Nvidia's fix for multi monitor(where AMD have most issues) is to force full 3d clocks all the time, yes, its a complete "fix" but requires, I assume fiddling with clocks in the exact same way you'd want to for AMD to get decent 2d and 3d clock settings, so the end user situation for the "ultimate" setup is identical fixes for both AMD and Nvidia, yet some people will have you believe Nvidia can do no wrong and AMD fixes are impossible to find.
Of course, fixing the memory clock, has been known, and possible from DAY ONE of the 5xxx series release, in 6 months knowing all of AMD's issues Nvidia surely managed to fix the timing/memory issues that cause flickering in multimonitor situations to give proper idle clocks that don't flicker........ nope, they didn't get it working perfectly either, perfectly would be idle power clocks, fixed memory speed, and low heat/power output, they don't have that, so its certainly not perfect.

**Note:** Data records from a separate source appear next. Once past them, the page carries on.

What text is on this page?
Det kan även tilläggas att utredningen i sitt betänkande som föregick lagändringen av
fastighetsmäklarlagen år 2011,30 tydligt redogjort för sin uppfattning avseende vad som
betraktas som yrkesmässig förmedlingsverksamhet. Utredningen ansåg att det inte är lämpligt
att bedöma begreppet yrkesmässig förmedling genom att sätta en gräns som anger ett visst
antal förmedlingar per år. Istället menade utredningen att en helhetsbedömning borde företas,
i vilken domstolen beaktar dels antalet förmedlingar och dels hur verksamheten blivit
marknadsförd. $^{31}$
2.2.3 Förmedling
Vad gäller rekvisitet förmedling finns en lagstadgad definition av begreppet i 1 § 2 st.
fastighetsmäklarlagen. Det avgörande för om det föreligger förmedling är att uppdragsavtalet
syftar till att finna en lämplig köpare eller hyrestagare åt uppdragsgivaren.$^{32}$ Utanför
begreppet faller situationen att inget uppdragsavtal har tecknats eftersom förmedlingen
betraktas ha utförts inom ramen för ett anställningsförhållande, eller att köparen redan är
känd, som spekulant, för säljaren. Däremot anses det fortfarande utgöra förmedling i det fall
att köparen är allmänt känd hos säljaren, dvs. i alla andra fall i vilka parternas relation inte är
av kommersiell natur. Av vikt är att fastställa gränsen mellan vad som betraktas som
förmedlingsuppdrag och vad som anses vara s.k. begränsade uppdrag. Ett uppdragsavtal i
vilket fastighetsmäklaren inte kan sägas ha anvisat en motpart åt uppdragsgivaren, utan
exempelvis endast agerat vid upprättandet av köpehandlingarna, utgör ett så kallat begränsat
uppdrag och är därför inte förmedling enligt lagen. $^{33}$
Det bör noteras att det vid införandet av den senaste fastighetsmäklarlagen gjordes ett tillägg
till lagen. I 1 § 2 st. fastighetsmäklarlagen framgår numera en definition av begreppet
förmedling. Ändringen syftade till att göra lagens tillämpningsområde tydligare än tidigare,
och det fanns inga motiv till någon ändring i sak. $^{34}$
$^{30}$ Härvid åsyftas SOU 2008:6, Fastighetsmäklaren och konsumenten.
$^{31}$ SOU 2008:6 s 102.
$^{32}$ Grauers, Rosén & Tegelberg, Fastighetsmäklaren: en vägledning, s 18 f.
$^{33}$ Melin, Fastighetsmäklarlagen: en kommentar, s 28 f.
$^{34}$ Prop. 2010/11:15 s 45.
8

ATi cards have 3 basic clock profiles:
Idle - self explanatory; ~157MHz GPU, 300MHz Memory
Bluray/AVIVO - For when playing dvds, H/W accelerated videos and flash; ~400MHz Gpu, 900MHz Memory (hence the mem clock drops to 900MHz on youtube videos)
3D - Games; max clocks
It works as its supposed to, dont see what the complaint is about
This is where people forget the issues, firstly MS in Jan or so(when the grey screen issue appeared) changed power profiles and some situations in which they appear or not, grey screen bug happened when windows stopped sending out the right power state and AMD cards were trying to do something that required higher clocks, but not being told to clock up, clocking up the cards yourself meant you would NEVER see the grey screen, this started happening after a MS update and never happened before.
There are several power states required for various things, the problem is, after MS made a change, newer cards have a different bios to older cards to sort the situation in hardware, drivers now have to play with TWO sets of cards that have two sets of power state settings, and Nvidia only don't have this problem because their cards were so late that they learnt from AMD and the MS changes happened way before their release, it made it easier, and Nvidia as I said didn't "fix" the situation, they simply had a workaround to use much higher clocks and significantly higher power in certain situations, its a work around, a fix would enable low idle clocks in multimonitor situations.
ITs all a bit of a mess, power states, clocking up and down, people forget turning off parts of a core, clocking down, making a chip stable at several clock speeds and voltages requires extra transistors and core logic.
Its also a pain as the UVD type clock settings really screw things up, theres little point offloading workload from cpu to gpu, if it doesn't save power, if you have to power up your 5870/480 to full power to get a small youtube video in play, you're not saving power at all. On systems with decent cpu's windows should give you the option of not offloading the decoding of basic stuff to gpu's AT ALL, Nvidia or AMD, because its a waste of power to be honest. Yet play a 40gb bluray video and you might well want your gpu to be used.
Neither company has powerplay/(Nvidia's name for powerplay?) working right, both have loads of work arounds for many things, will be 2-3 generations before its all working perfectly, seemlessly and only uses the gpu when it actually saves power or when the cpu is incapable of doing the work alone.
As for the drivers, I have zero issues on 10.7 with xfire, bar setting my own clocks, which I prefer to do anyway and always have, Nvidia/AMD, because you can usually use lower voltage/clocks in just about all idle/2d load situations and higher voltage/clocks in 3d situations on every card I've ever bought, seems a waste not to set your own clocks/voltages for every setting.